Sunday, December 28, 2014

The Little Things!

        Praise the Lord I survived my first and last Christmas being pregnant with quads!  My family was such a big help with multiple Christmas festivities held at my house that I ended up feeling better overall than I had prepared myself for!  The week before Christmas my 5 year old Campbell, came home from school with a 103 fever, later to find out he had the flu.  Praise the Lord again, that it was the respiratory flu and he only had the high fever the one day and then the remaining 5 days he just felt a little sluggish and had a cough.  I will take that over the stomach flu any day!!!  Christmas day, my 3 year old Jack got the croup!  Praise the Lord...again that we had an almost full prescription of Prednisone and were able to administer it right away!  His cough is much better; however, I do have to say a 3 year old on day 3 of steroids is a bit...much!  He is as emotional as a "pms"ing teen!  We made it through Christmas, had a wonderful time with family!  We were able to spend time with Matt's sister and her husband for the first time in over two years, we enjoy them and wish we were closer.

         My favorite part of this Holiday break, thus far, was Matt and I taking the boys to see the Marvel Universe Live show.  We did the whole shebang, $12 popcorn, $15 cotton candy, and they each got to pick a noisy light-up toy!  I spent more time watching their precious faces fill with glee than I did watching the show.  I hope to forever hide that memory in my heart and hope my boys do the same.  I became very aware of how rare days like that will become once the quads arrive.  As we ate dinner afterwords, I looked at Matt and said "do you realize we will never be able to sit in a booth again with all our children!" to which he responded "do you realize we won't be going out to eat...period!"  The little things we take for granted, going out to eat, sitting in a booth, all being able to fit in a normal sized car!!!!  Life as we know it is changing, thankfully, I have learned to embrace change, be it big or small.  In my company I have seen most my staff resist change(at some time or another), because it often leads to some unknown, and unknown leads to fear, and no one wants to run towards fear!  When we face a fear our natural reaction is to want recognition for doing so, whether we succeed or fail, we crave a high five or a "good try" pat on the back.  A few months back, I read a quote from V. Raymond Edman that has made an impression on me:

                                         "Father, where shall I work today?"
                                          And my love flowed warm and free.
                                          Then He pointed me out a tiny spot,
                                          And said, "Tend that for me."

                                          I answered quickly, "Oh, no, not that.
                                          Why, no one would ever see,
                                          No matter how well my work was done.
                                          Not that little place for me!"
                 
                                          And the word He spoke, it was not stern,
                                          He answered me tenderly,
                                          "Ah, little one, search that heart of thine;
                                          Art thou working for them or me?

                                          Nazareth was little place,
                                          And so was Galilee."

    When I found out I was pregnant with quadruplets, I had many a panic attacks.  I own a company, I was called to this position of leadership to grow and develop stylist, add value to their lives, and above all else, show them the love of Jesus Christ in an industry that is based on vanity!  It was my mission, it wasn't in a foreign country, it was in my own town, and believe you me, it lacked the light!  I humbly admit that God has worked more in me, in this process(of poking holes in the darkness) than I ever imagined possible.  Seeing little specs of light turn on in one of my team mates, even for a brief moment, has been immensely rewarding!  So again, when I learned of this unique pregnancy, I was confused.  There I was, "working for Him," in a public fashion for all to see, and now I would be having to step away?  I felt so lost, was this ever my "calling?" the salon was growing exponentially, surely He wasn't finished yet? how would I step back when this was my passion? but I prayed for a baby, and He had given me four!

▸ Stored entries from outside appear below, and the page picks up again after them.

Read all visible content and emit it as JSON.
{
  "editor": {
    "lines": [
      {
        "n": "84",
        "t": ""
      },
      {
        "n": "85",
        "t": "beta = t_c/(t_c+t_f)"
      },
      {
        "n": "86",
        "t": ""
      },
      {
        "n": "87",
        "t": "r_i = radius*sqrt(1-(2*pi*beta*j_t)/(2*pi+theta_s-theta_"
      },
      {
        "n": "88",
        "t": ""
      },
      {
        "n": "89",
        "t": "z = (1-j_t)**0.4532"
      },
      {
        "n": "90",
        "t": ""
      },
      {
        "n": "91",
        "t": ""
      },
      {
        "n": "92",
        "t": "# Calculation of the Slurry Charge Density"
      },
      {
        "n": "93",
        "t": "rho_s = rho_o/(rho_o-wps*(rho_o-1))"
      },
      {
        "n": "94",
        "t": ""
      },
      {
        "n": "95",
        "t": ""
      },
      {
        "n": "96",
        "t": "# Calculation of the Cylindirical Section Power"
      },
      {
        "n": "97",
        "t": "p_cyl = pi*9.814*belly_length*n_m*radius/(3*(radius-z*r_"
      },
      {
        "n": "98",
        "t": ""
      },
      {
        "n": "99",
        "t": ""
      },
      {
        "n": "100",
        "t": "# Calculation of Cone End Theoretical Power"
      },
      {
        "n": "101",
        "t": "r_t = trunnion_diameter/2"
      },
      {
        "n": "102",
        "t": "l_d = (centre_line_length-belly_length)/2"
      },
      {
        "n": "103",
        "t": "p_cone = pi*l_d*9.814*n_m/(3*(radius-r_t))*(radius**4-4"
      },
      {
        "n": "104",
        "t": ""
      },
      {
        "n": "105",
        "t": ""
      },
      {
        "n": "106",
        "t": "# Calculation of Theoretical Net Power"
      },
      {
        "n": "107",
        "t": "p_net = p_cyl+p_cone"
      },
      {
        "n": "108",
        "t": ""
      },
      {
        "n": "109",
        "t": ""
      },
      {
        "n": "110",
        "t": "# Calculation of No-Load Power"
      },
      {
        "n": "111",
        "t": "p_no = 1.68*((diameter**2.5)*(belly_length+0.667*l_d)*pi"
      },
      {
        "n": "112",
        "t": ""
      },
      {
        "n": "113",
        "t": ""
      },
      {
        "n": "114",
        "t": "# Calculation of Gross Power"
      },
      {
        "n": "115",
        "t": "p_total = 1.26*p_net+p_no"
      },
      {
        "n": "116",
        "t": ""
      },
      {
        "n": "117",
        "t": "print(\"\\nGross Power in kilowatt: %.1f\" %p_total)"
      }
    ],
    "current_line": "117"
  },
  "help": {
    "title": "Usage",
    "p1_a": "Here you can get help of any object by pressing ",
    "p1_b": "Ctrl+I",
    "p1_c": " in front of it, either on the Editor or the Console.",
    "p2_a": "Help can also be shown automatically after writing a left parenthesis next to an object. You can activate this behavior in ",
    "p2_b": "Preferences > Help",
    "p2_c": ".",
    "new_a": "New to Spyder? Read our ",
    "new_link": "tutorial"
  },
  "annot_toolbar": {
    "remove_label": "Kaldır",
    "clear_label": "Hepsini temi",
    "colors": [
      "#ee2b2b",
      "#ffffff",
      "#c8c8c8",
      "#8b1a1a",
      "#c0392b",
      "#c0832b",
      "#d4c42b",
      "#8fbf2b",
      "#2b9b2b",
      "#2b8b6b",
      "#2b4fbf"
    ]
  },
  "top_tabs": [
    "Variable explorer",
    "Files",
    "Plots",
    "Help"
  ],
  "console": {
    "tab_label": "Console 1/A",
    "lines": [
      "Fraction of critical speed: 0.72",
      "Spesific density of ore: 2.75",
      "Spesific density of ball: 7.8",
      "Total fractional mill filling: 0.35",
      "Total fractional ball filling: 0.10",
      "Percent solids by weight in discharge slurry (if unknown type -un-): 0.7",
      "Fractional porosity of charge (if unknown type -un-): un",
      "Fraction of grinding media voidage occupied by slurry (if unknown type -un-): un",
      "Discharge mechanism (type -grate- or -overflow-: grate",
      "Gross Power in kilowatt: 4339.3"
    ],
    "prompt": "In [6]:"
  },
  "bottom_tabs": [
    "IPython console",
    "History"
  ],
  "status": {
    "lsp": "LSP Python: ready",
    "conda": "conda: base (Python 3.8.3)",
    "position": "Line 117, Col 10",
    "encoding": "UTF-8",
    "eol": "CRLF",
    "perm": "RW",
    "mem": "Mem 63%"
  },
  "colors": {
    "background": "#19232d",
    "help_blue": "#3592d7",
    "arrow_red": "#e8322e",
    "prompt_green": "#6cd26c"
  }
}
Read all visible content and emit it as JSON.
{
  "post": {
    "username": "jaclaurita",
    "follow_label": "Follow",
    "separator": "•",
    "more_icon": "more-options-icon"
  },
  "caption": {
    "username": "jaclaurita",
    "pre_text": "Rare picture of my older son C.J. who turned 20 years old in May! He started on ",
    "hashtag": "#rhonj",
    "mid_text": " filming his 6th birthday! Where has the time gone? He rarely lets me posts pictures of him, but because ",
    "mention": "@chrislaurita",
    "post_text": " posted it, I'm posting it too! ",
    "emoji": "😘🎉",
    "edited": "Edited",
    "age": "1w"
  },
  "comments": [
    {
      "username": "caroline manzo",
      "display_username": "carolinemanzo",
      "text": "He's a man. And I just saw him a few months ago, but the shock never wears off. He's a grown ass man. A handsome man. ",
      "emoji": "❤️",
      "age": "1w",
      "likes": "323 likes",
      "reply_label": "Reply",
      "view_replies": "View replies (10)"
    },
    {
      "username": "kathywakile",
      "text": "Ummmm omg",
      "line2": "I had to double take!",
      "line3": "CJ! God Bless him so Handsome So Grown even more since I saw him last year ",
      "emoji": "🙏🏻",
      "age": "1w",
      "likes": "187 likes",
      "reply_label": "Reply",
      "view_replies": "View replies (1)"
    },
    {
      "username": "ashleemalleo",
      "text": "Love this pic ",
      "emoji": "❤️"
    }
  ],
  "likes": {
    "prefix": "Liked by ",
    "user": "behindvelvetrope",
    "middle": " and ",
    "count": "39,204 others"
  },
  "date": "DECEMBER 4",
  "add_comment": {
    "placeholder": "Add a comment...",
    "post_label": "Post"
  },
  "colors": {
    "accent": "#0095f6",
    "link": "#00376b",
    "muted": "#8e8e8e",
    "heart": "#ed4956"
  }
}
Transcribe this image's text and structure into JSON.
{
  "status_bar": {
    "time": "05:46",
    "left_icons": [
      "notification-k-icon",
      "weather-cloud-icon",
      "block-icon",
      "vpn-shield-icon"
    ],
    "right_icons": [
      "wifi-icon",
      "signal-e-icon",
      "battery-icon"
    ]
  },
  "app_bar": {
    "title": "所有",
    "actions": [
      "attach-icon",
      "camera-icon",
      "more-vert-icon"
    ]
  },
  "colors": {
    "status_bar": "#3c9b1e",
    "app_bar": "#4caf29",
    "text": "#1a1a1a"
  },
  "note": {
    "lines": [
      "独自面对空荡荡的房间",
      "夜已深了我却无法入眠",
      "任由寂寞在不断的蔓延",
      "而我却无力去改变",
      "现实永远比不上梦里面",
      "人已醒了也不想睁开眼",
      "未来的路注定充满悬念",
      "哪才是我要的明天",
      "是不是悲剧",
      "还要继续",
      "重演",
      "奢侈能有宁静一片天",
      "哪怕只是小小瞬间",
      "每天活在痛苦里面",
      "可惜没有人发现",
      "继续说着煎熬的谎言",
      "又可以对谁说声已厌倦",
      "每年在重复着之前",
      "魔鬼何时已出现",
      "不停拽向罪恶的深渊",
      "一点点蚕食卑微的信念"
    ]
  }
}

I didn't understand what I was supposed to do, how would this all work out?  I knew He had a plan, I just didn't know what it was!  When I read Mr. Edman's quote, God spoke tenderly to my heart and said "trust me! lean not on your understanding."  He was not removing me from my company, he was transforming my new role and that of others in my company.  I realized I can only take someone so far, I would have to relinquish "control" to Him so that He could guide her to reach her full potential.  I may have poked a hole in the darkness, but He was going to burst through it, as only He could!

     So even though I still have fears, and moments of panic, I am truly excited to tend whatever place He has for me!
                                     
                                     

2 comments:

  1. Thanks for the reminder that no matter how small the task, if God asks you to do it, then it's important to Him. I also absolutely love the poem! I read it and reread it til finally I just copied and pasted it to my notebook.